Much has been made of the potential financial costs of climate change legislation by conservatives, but as it turns out, the American Clean Energy & Security Act will cost the average citizen just 23 cents a day.
Reps. Markey and Waxman asked the Energy Information Agency to analyze the cost to consumers, to put out-of-control estimates by anti-climate-bill pundits and lawmakers to rest. They delivered, with a report (PDF) that projects the annual cost of the ACES to be roughly $83, adjusted for inflation, by 2030.

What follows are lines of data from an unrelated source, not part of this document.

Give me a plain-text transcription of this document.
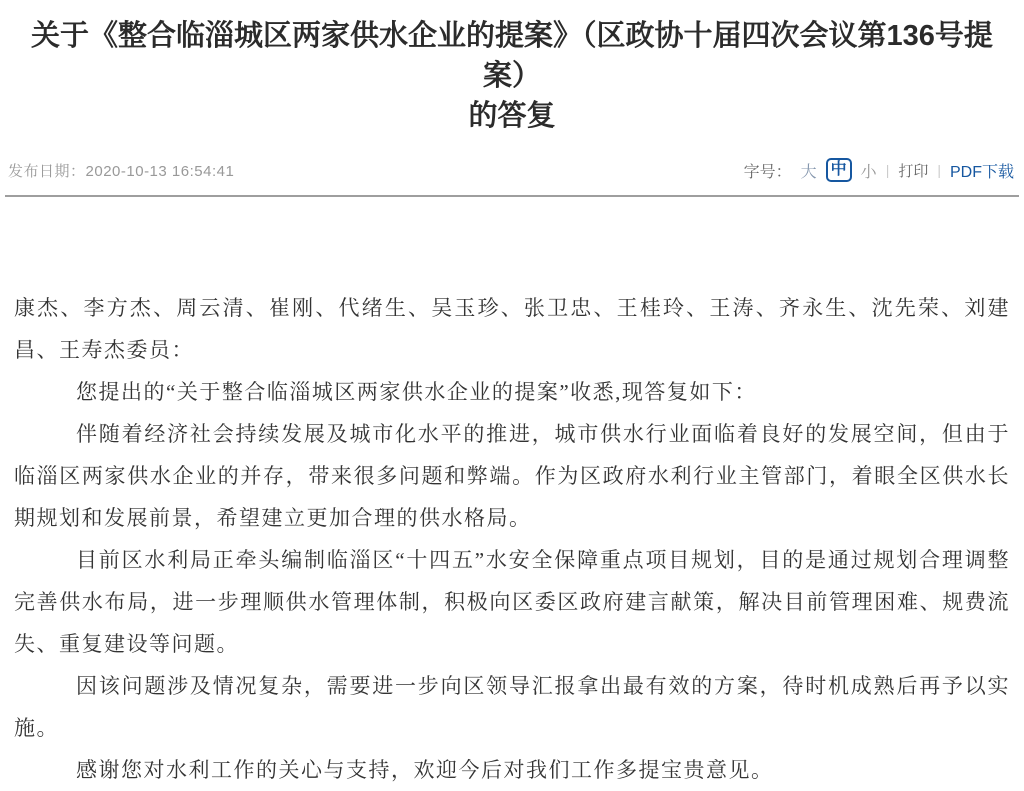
关于《整合临淄城区两家供水企业的提案》（区政协十届四次会议第136号提案）
的答复
发布日期：2020-10-13 16:54:41	字号： 大 中 小 | 打印 | PDF下载

康杰、李方杰、周云清、崔刚、代绪生、吴玉珍、张卫忠、王桂玲、王涛、齐永生、沈先荣、刘建昌、王寿杰委员：

您提出的“关于整合临淄城区两家供水企业的提案”收悉,现答复如下：

伴随着经济社会持续发展及城市化水平的推进，城市供水行业面临着良好的发展空间，但由于临淄区两家供水企业的并存，带来很多问题和弊端。作为区政府水利行业主管部门，着眼全区供水长期规划和发展前景，希望建立更加合理的供水格局。

目前区水利局正牵头编制临淄区“十四五”水安全保障重点项目规划，目的是通过规划合理调整完善供水布局，进一步理顺供水管理体制，积极向区委区政府建言献策，解决目前管理困难、规费流失、重复建设等问题。

因该问题涉及情况复杂，需要进一步向区领导汇报拿出最有效的方案，待时机成熟后再予以实施。

感谢您对水利工作的关心与支持，欢迎今后对我们工作多提宝贵意见。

ACESA increases energy prices, but effects on electricity and natural gas bills of consumers are substantially mitigated through 2025 by the allocation of free allowances to regulated electricity and natural gas distribution companies. Except for the ACESA No International/Limited Case, electricity prices in five of the six main ACESA cases range from 9.5 to 9.6 cents per kilowatthour in 2020, only 3 to 4 percent above the Reference Case level.6 Average impacts on electricity prices in 2030 are projected to be substantially greater, reflecting both higher allowance prices and the phase-out of the free allocation of allowances to distributors between 2025 and 2030. By 2030, electricity prices in the ACESA Basic Case are 12.0 cents per kilowatthour, 19 percent above the Reference Case level, with a wider band of 11.1 cents to 17.8 cents (10 to 77 percent above the Reference Case level) across all six main policy cases.
So the question is, do Americans want to pony up 23 cents a day and take care of this problem before it blows up into an all-out global nightmare, or just wait until the cost of fixing it reaches epic proportions?